As both Founder and Executive Director of Gaia, Huyen’s passion for nature started as a young child. She graduated with a Master’s degree from Hanoi National University’s Faculty of the Environment in 2000, before embarking on a career in management for international and local NGOs. Currently President of the Vietnam Environmental Education Network (VEEN) she has developed a keen interest in nature-based education and communications.
“I find myself so fortunate every day for the last 17 years does not feel like work, this is my passion and I feel grateful that I can spend each of my working days happy and believing that I am doing the right thing for our country’s beautiful nature,” Huyen said.
Building on Huyen’s commitment to education, Gaia has developed a Nature Education programme, designed to raise awareness of how people can live in harmony with nature as well as fostering and developing the skills and behavioural changes needed to achieve this.
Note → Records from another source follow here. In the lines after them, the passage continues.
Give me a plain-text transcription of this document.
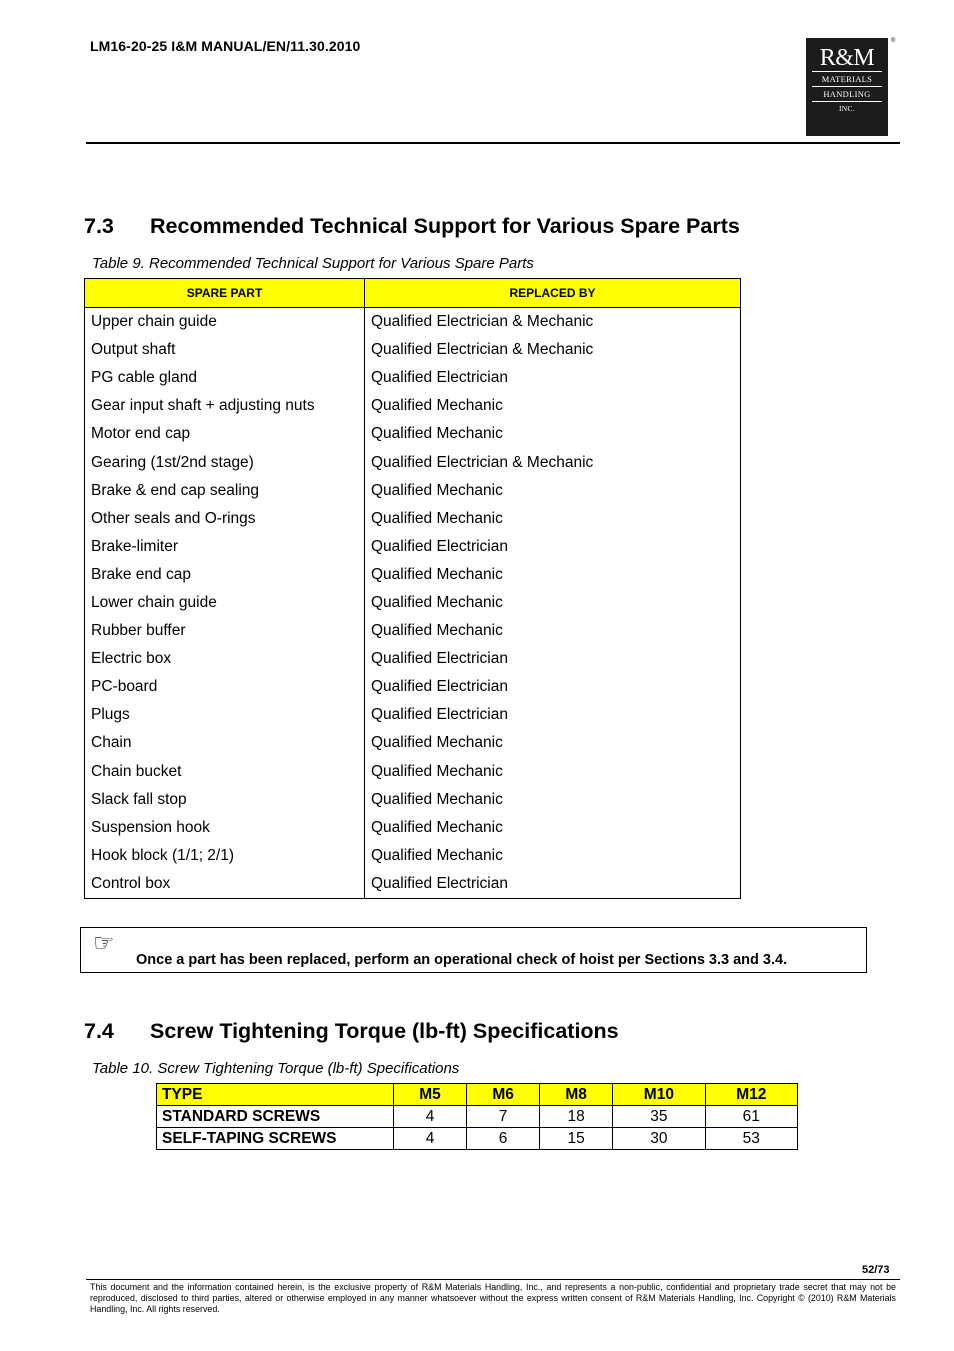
LM16-20-25 I&M MANUAL/EN/11.30.2010	R&M
MATERIALS
HANDLING
INC.
®
7.3 Recommended Technical Support for Various Spare Parts
Table 9. Recommended Technical Support for Various Spare Parts
SPARE PART	REPLACED BY
Upper chain guide	Qualified Electrician & Mechanic
Output shaft	Qualified Electrician & Mechanic
PG cable gland	Qualified Electrician
Gear input shaft + adjusting nuts	Qualified Mechanic
Motor end cap	Qualified Mechanic
Gearing (1st/2nd stage)	Qualified Electrician & Mechanic
Brake & end cap sealing	Qualified Mechanic
Other seals and O-rings	Qualified Mechanic
Brake-limiter	Qualified Electrician
Brake end cap	Qualified Mechanic
Lower chain guide	Qualified Mechanic
Rubber buffer	Qualified Mechanic
Electric box	Qualified Electrician
PC-board	Qualified Electrician
Plugs	Qualified Electrician
Chain	Qualified Mechanic
Chain bucket	Qualified Mechanic
Slack fall stop	Qualified Mechanic
Suspension hook	Qualified Mechanic
Hook block (1/1; 2/1)	Qualified Mechanic
Control box	Qualified Electrician
☞
Once a part has been replaced, perform an operational check of hoist per Sections 3.3 and 3.4.
7.4 Screw Tightening Torque (lb-ft) Specifications
Table 10. Screw Tightening Torque (lb-ft) Specifications
TYPE	M5	M6	M8	M10	M12
STANDARD SCREWS	4	7	18	35	61
SELF-TAPING SCREWS	4	6	15	30	53
52/73
This document and the information contained herein, is the exclusive property of R&M Materials Handling, Inc., and represents a non-public, confidential and proprietary trade secret that may not be reproduced, disclosed to third parties, altered or otherwise employed in any manner whatsoever without the express written consent of R&M Materials Handling, Inc. Copyright © (2010) R&M Materials Handling, Inc. All rights reserved.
Targeting different stakeholders, including students, teachers, community leaders and employees working in areas of natural interest, Gaia is at the forefront of environmental education in Vietnam.
Working with government officials and local leaders, Gaia helps develop and implement education strategies in national parks and protected areas throughout the country. They also publish materials distributed in local communities that encourage people to reconsider how they interact with nature and wildlife and lead towards conservation and protection.
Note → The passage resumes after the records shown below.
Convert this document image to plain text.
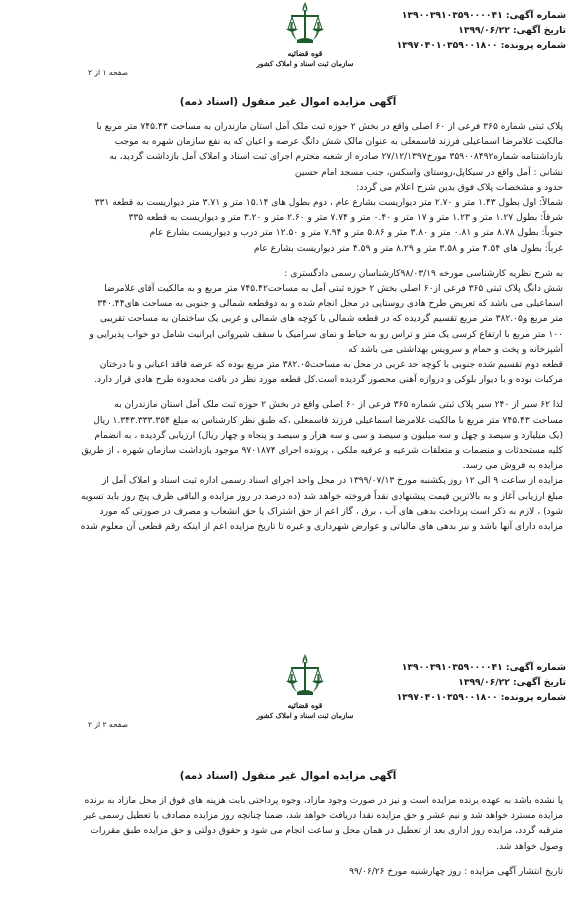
شماره آگهی: ۱۳۹۰۰۳۹۱۰۳۵۹۰۰۰۰۴۱
تاریخ آگهی: ۱۳۹۹/۰۶/۲۲
شماره پرونده: ۱۳۹۷۰۴۰۱۰۳۵۹۰۰۱۸۰۰
قوه قضائیه
سازمان ثبت اسناد و املاک کشور
صفحه ۱ از ۲
آگهی مزایده اموال غیر منقول (اسناد ذمه)

پلاک ثبتی شماره ۳۶۵ فرعی از ۶۰ اصلی واقع در بخش ۲ حوزه ثبت ملک آمل استان مازندران به مساحت ۷۴۵.۴۳ متر مربع با

مالکیت غلامرضا اسماعیلی فرزند قاسمعلی به عنوان مالک شش دانگ عرصه و اعیان که به نفع سازمان شهره به موجب

بازداشتنامه شماره۳۵۹۰۰۸۴۹۲ مورخ۲۷/۱۲/۱۳۹۷ صادره از شعبه محترم اجرای ثبت اسناد و املاک آمل بازداشت گردید، به

نشانی : آمل واقع در سیکاپل،روستای واسکس، جنب مسجد امام حسین

حدود و مشخصات پلاک فوق بدین شرح اعلام می گردد:

شمالاً: اول بطول ۱.۴۳ متر و ۲.۷۰ متر دیواریست بشارع عام ، دوم بطول های ۱۵.۱۴ متر و ۳.۷۱ متر دیواریست به قطعه ۳۳۱

شرقاً: بطول ۱.۲۷ متر و ۱.۲۳ متر و ۱۷ متر و ۰.۴۰ متر و ۷.۷۴ متر و ۲.۶۰ متر و ۳.۲۰ متر و دیواریست به قطعه ۳۳۵

جنوباً: بطول ۸.۷۸ متر و ۰.۸۱ متر و ۳.۸۰ متر و ۵.۸۶ متر و ۷.۹۴ متر و ۱۲.۵۰ متر درب و دیواریست بشارع عام

غرباً: بطول های ۴.۵۴ متر و ۳.۵۸ متر و ۸.۲۹ متر و ۴.۵۹ متر دیواریست بشارع عام

به شرح نظریه کارشناسی مورخه ۹۸/۰۳/۱۹کارشناسان رسمی دادگستری :

شش دانگ پلاک ثبتی ۳۶۵ فرعی از۶۰ اصلی بخش ۲ حوزه ثبتی آمل به مساحت۷۴۵.۴۲ متر مربع و به مالکیت آقای غلامرضا

اسماعیلی می باشد که تعریض طرح هادی روستایی در محل انجام شده و به دوقطعه شمالی و جنوبی به مساحت های۳۴۰.۴۴

متر مربع و۳۸۲.۰۵ متر مربع تقسیم گردیده که در قطعه شمالی با کوچه های شمالی و غربی یک ساختمان به مساحت تقریبی

۱۰۰ متر مربع با ارتفاع کرسی یک متر و تراس رو به حیاط و نمای سرامیک با سقف شیروانی ایرانیت شامل دو خواب پذیرایی و

آشپزخانه و پخت و حمام و سرویس بهداشتی می باشد که

قطعه دوم تقسیم شده جنوبی با کوچه حد غربی در محل به مساحت۳۸۲.۰۵ متر مربع بوده که عرصه فاقد اعیانی و با درختان

مرکبات بوده و با دیوار بلوکی و دروازه آهنی محصور گردیده است.کل قطعه مورد نظر در بافت محدوده طرح هادی قرار دارد.

لذا ۶۲ سیر از ۲۴۰ سیر پلاک ثبتی شماره ۳۶۵ فرعی از ۶۰ اصلی واقع در بخش ۲ حوزه ثبت ملک آمل استان مازندران به

مساحت ۷۴۵.۴۳ متر مربع با مالکیت غلامرضا اسماعیلی فرزند قاسمعلی ،که طبق نظر کارشناس به مبلغ ۱.۳۴۳.۳۳۳.۳۵۴ ریال

(یک میلیارد و سیصد و چهل و سه میلیون و سیصد و سی و سه هزار و سیصد و پنجاه و چهار ریال) ارزیابی گردیده ، به انضمام

کلیه مستحدثات و منضمات و متعلقات شرعیه و عرفیه ملکی ، پرونده اجرای ۹۷۰۱۸۷۴ موجود بازداشت سازمان شهره ، از طریق

مزایده به فروش می رسد.

مزایده از ساعت ۹ الی ۱۲ روز یکشنبه مورخ ۱۳۹۹/۰۷/۱۳ در محل واحد اجرای اسناد رسمی اداره ثبت اسناد و املاک آمل از

مبلغ ارزیابی آغاز و به بالاترین قیمت پیشنهادی نقداً فروخته خواهد شد (ده درصد در روز مزایده و الباقی ظرف پنج روز باید تسویه

شود) ، لازم به ذکر است پرداخت بدهی های آب ، برق ، گاز اعم از حق اشتراک یا حق انشعاب و مصرف در صورتی که مورد

مزایده دارای آنها باشد و نیز بدهی های مالیاتی و عوارض شهرداری و غیره تا تاریخ مزایده اعم از اینکه رقم قطعی آن معلوم شده

شماره آگهی: ۱۳۹۰۰۳۹۱۰۳۵۹۰۰۰۰۴۱
تاریخ آگهی: ۱۳۹۹/۰۶/۲۲
شماره پرونده: ۱۳۹۷۰۴۰۱۰۳۵۹۰۰۱۸۰۰
قوه قضائیه
سازمان ثبت اسناد و املاک کشور
صفحه ۲ از ۲
آگهی مزایده اموال غیر منقول (اسناد ذمه)

یا نشده باشد به عهده برنده مزایده است و نیز در صورت وجود مازاد، وجوه پرداختی بابت هزینه های فوق از محل مازاد به برنده

مزایده مسترد خواهد شد و نیم عشر و حق مزایده نقدا دریافت خواهد شد، ضمنا چنانچه روز مزایده مصادف با تعطیل رسمی غیر

مترقبه گردد، مزایده روز اداری بعد از تعطیل در همان محل و ساعت انجام می شود و حقوق دولتی و حق مزایده طبق مقررات

وصول خواهد شد.

تاریخ انتشار آگهی مزایده : روز چهارشنبه مورخ ۹۹/۰۶/۲۶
At the heart of their educational programme is the development of an official curriculum on biodiversity for school and university students. Supporting this, Gaia runs regular field trips and nature camps for students, teachers, tourists and families, providing the opportunity to witness how conservation programmes are implemented in real life.
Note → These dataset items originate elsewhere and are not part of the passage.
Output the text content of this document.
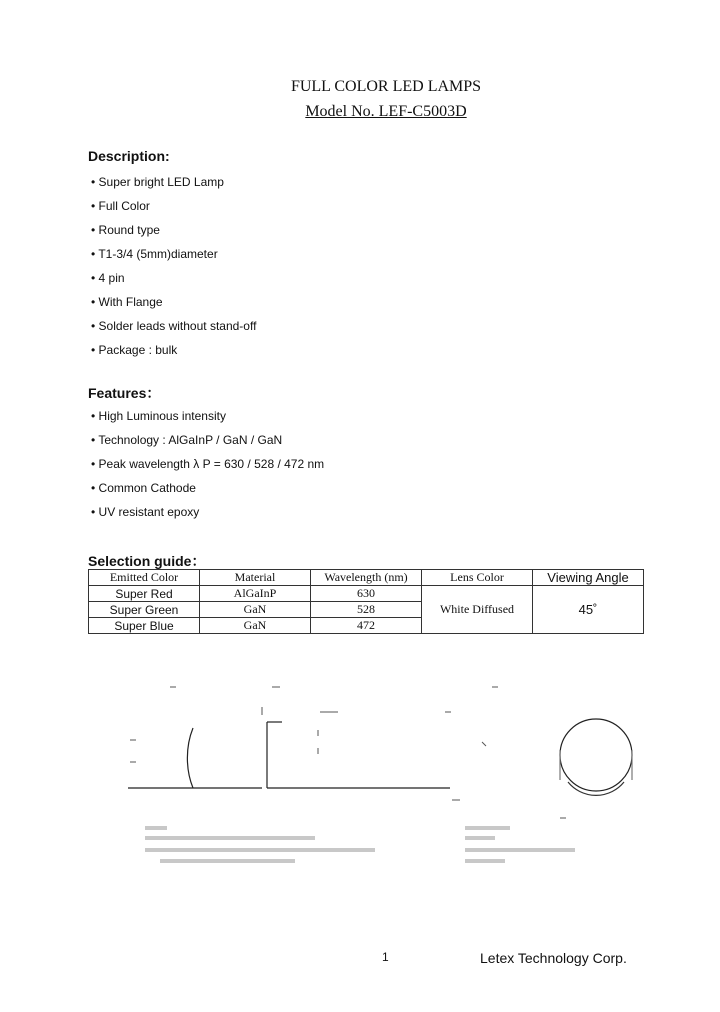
FULL COLOR LED LAMPS
Model No. LEF-C5003D
Description:
• Super bright LED Lamp
• Full Color
• Round type
• T1-3/4 (5mm)diameter
• 4 pin
• With Flange
• Solder leads without stand-off
• Package : bulk
Features：
• High Luminous intensity
• Technology : AlGaInP / GaN / GaN
• Peak wavelength λ P = 630 / 528 / 472 nm
• Common Cathode
• UV resistant epoxy
Selection guide：
Emitted Color	Material	Wavelength (nm)	Lens Color	Viewing Angle
Super Red	AlGaInP	630	White Diffused	45˚
Super Green	GaN	528		
Super Blue	GaN	472		
1	Letex Technology Corp.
Operating in a non-profit capacity, the trips offer students a first-hand taste of how nature protection is implemented that would not normally be available to many of them, nor in ordinary school field outings. The trips are currently run from Ho Chi Minh City, with Can Gio, Dong Nai and Vung Tau as the three locations students can visit, and are designed to inspire personal action in nature conservation from the students.
In addition to the educational programmes Gaia designs and implements, much of their work is with environmental conservationists working to secure and protect the country’s natural resource. Gaia’s capacity building programme is designed to maximise the effectiveness of their conservation work, providing essential hands-on training for existing and future conservationists.
As well as conducting ongoing research to monitor the environment in which conservationists operate, Gaia applies advanced technologies in biodiversity research, such as camera traps, GPS and Map Info, to provide up-to-date data for natural resource management. Using the data compiled from their research, they are able to produce content for their education programmes as well as advise on policy and direct action.
Monitoring different species in their natural environment enables Gaia to assist with the design and implementation of conservation initiatives to protect species in their natural habitats. The data is also used to develop their communication strategies, in particular the use of photos which guides the effective use of natural colour in their news and reports, as well as co-ordinating their media and social network communications.
Working With the Community
Critical to the ongoing success of Gaia’s work is building close relationships with the communities they work in, helping locals to understand the importance of their work and encouraging the supported implementation of their community-based natural resource management strategies.
Using Participatory Rural Appraisal (PRA) tools such as seasonal calendars, village transect maps, observation-based community improvement methods, semi-structured surveys on knowledge and natural resource decision use, Gaia have developed a programme that empowers local people to be part of their conservation process.
Recognising that a ‘one-size-fits-all’ approach is not implementable in the communities they work with, the solutions they offer combine the changing of behavioural attitudes while working to improve the livelihoods of local communities and remove barriers, political and economic, that might prevent them from achieving their end goals.